While global warming and ocean acidification are both caused by manmade carbon-emissions, the gap in public awareness of the two issues is immense. Part of this is due to the fact that signs of global warming were studied years before ocean acidification, as well as the medias constant coverage of global warming. I believe the media is more interested in global warming because of the impact it could eventually have on everyone’s daily life. However, what most people don’t realize is ocean acidification could have an equally large impact. Ocean ecosystem services are an enormous part of our planet’s food supply, economy, and recreation. With ocean acidification occurring at an increasing rate, many of these services may be lost before everyone even realizes what is occurring.
The scientific community is one of the few groups beginning to understand the severity of ocean acidification. Research on the issue has picked up immensely over the last decade, and the results have scientists alarmed. While having data on the issue is critical, scientists cannot do much by themselves to protect the ecosystem services threatened.
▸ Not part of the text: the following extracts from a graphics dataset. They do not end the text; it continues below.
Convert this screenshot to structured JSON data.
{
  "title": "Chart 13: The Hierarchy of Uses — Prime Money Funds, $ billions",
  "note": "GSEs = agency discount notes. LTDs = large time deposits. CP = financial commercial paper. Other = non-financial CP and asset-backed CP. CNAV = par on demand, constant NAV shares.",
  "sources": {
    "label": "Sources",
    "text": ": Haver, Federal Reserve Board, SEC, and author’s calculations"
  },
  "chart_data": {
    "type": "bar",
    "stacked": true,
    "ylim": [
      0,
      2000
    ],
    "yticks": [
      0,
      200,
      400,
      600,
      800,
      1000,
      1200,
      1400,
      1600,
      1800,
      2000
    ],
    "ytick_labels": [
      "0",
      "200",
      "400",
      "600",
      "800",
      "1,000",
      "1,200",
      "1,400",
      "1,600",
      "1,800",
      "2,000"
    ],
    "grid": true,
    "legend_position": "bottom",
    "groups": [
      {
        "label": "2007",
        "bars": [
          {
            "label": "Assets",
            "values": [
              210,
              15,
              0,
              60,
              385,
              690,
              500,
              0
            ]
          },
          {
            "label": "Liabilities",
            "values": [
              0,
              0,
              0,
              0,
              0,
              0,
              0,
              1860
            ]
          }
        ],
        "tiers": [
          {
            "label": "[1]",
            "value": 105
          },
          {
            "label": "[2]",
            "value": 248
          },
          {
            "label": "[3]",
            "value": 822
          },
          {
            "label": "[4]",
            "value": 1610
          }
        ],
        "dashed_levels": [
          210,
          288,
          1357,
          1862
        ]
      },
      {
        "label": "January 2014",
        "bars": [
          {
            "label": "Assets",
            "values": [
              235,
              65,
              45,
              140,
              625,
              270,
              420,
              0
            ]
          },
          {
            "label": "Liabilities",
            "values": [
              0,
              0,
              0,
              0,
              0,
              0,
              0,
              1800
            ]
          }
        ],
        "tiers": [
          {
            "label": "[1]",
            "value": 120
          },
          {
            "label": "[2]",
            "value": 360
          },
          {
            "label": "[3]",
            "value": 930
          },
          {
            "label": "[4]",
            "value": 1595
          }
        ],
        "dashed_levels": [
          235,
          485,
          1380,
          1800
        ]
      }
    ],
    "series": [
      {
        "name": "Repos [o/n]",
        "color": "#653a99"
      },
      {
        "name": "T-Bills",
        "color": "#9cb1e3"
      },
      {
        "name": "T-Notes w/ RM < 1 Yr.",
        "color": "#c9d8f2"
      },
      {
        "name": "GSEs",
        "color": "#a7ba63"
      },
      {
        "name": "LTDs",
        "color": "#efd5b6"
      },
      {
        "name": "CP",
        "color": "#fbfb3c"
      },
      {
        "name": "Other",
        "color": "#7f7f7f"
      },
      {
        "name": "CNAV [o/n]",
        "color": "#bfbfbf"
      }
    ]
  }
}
By working closely with aquaculture managers, however, scientists have the ability to sustain these services in a changing ocean environment.
This combination of aquaculture managers and scientists can work together to adapt to changes already occurring, but to halt the trend of decreasing pH, the general public and politicians need to become more knowledgeable on the situation. For the most part, the general public seems completely unaware of the changes occurring in our oceans. People realize that increased CO2 emissions are doing serious damage to our atmosphere, but have no idea that one-third off all this carbon is soaked up into the oceans. For any meaningful changes to take place, a larger percentage of the public, and in turn politicians, needs to be made aware of the damages ocean acidification can cause. The increase in the public’s awareness of global warming has led to a push towards green energy and other sustainability programs that could ease the burden put on our atmosphere. Yet even with this increased perception of our impact on the planet, no widespread changes have taken effect.
For massive solutions to come into play, politicians must get on board. It is imperative that scientists get the message across about the danger posed by ocean acidification. As of now, there has been very little action by U.S. policymakers to fight ocean acidification. The fact that our book was funded by The National Academies Press, an organization that reports to Congress, is a good sign in that at least some people in Washington have an idea as to what’s going on. However, if ecosystem services are to get any sort of lifeline, politicians must be pressured into taking action, and this action must come from the public.
It really is so strange that OA is so underwhelmingly recognized as so much of global commerce is related to oceans. I also agree that politicians must get involved. Now this may be the conspiracy theorist in me, but I believe that the politicians are informed and simply choose to ignore it as they can still make their money.
Nice title, Jake! Also, I agree with Jacob Goyne’s point about politicians choosing to ignore certain issues!